ECLI:NL:RVS:2019:2681
Raad van State
- Hoger beroep
- J.J. van Eck
- Rechtspraak.nl
Hoger beroep tegen afwijzing verblijfsvergunning asiel door staatssecretaris van Justitie en Veiligheid
In deze zaak gaat het om het hoger beroep van een vreemdeling tegen de afwijzing van zijn aanvraag voor een verblijfsvergunning asiel voor bepaalde tijd door de staatssecretaris van Justitie en Veiligheid. De staatssecretaris had op 8 mei 2018 besloten om de aanvraag af te wijzen. De vreemdeling, vertegenwoordigd door mr. M.L. Hoogendoorn, heeft hiertegen beroep aangetekend bij de rechtbank Den Haag, zittingsplaats Arnhem. De rechtbank verklaarde het beroep op 21 juni 2018 ongegrond.
De vreemdeling heeft vervolgens hoger beroep ingesteld bij de Afdeling bestuursrechtspraak van de Raad van State. De Afdeling heeft het hoger beroep gegrond verklaard, waarbij zij zich baseerde op een eerdere uitspraak van 21 november 2018 (ECLI:NL:RVS:2018:3735). De Afdeling vernietigde de uitspraak van de rechtbank en verklaarde het beroep alsnog gegrond.

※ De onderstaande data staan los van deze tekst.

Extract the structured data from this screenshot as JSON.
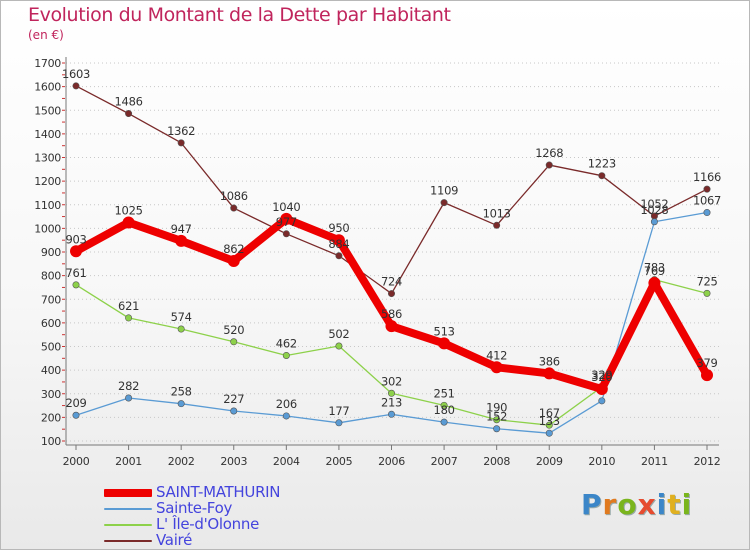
{
  "title": "Evolution du Montant de la Dette par Habitant",
  "subtitle": "(en €)",
  "brand": {
    "text": "Proxiti",
    "letter_colors": [
      "#3b86c8",
      "#e07a1f",
      "#7ab51d",
      "#e64b2f",
      "#3b86c8",
      "#e0b01f",
      "#7ab51d"
    ]
  },
  "chart_data": {
    "type": "line",
    "title": "Evolution du Montant de la Dette par Habitant",
    "subtitle": "(en €)",
    "x": [
      2000,
      2001,
      2002,
      2003,
      2004,
      2005,
      2006,
      2007,
      2008,
      2009,
      2010,
      2011,
      2012
    ],
    "ylim": [
      100,
      1700
    ],
    "yticks": [
      100,
      200,
      300,
      400,
      500,
      600,
      700,
      800,
      900,
      1000,
      1100,
      1200,
      1300,
      1400,
      1500,
      1600,
      1700
    ],
    "grid": "horizontal-dotted",
    "legend_position": "bottom-left",
    "series": [
      {
        "name": "SAINT-MATHURIN",
        "color": "#ee0000",
        "values": [
          903,
          1025,
          947,
          862,
          1040,
          950,
          586,
          513,
          412,
          386,
          320,
          769,
          379
        ],
        "labels": [
          "903",
          "1025",
          "947",
          "862",
          "1040",
          "950",
          "586",
          "513",
          "412",
          "386",
          "320",
          "769",
          "379"
        ]
      },
      {
        "name": "Sainte-Foy",
        "color": "#5a9bd4",
        "values": [
          209,
          282,
          258,
          227,
          206,
          177,
          213,
          180,
          152,
          133,
          270,
          1028,
          1067
        ],
        "labels": [
          "209",
          "282",
          "258",
          "227",
          "206",
          "177",
          "213",
          "180",
          "152",
          "133",
          "",
          "1028",
          "1067"
        ]
      },
      {
        "name": "L' Île-d'Olonne",
        "color": "#8dd14a",
        "values": [
          761,
          621,
          574,
          520,
          462,
          502,
          302,
          251,
          190,
          167,
          329,
          783,
          725
        ],
        "labels": [
          "761",
          "621",
          "574",
          "520",
          "462",
          "502",
          "302",
          "251",
          "190",
          "167",
          "329",
          "783",
          "725"
        ]
      },
      {
        "name": "Vairé",
        "color": "#7a2a2a",
        "values": [
          1603,
          1486,
          1362,
          1086,
          977,
          884,
          724,
          1109,
          1013,
          1268,
          1223,
          1052,
          1166
        ],
        "labels": [
          "1603",
          "1486",
          "1362",
          "1086",
          "977",
          "884",
          "724",
          "1109",
          "1013",
          "1268",
          "1223",
          "1052",
          "1166"
        ]
      }
    ]
  }
}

Dit betekent dat de staatssecretaris een nieuw besluit moet nemen, rekening houdend met de eerdere uitspraak.
Daarnaast heeft de Afdeling de staatssecretaris veroordeeld tot vergoeding van de proceskosten van de vreemdeling, die in totaal € 1.536,00 bedragen, toe te rekenen aan door een derde verleende rechtsbijstand. De uitspraak is gedaan door mr. J.J. van Eck, lid van de enkelvoudige kamer, en is openbaar uitgesproken op 6 augustus 2019.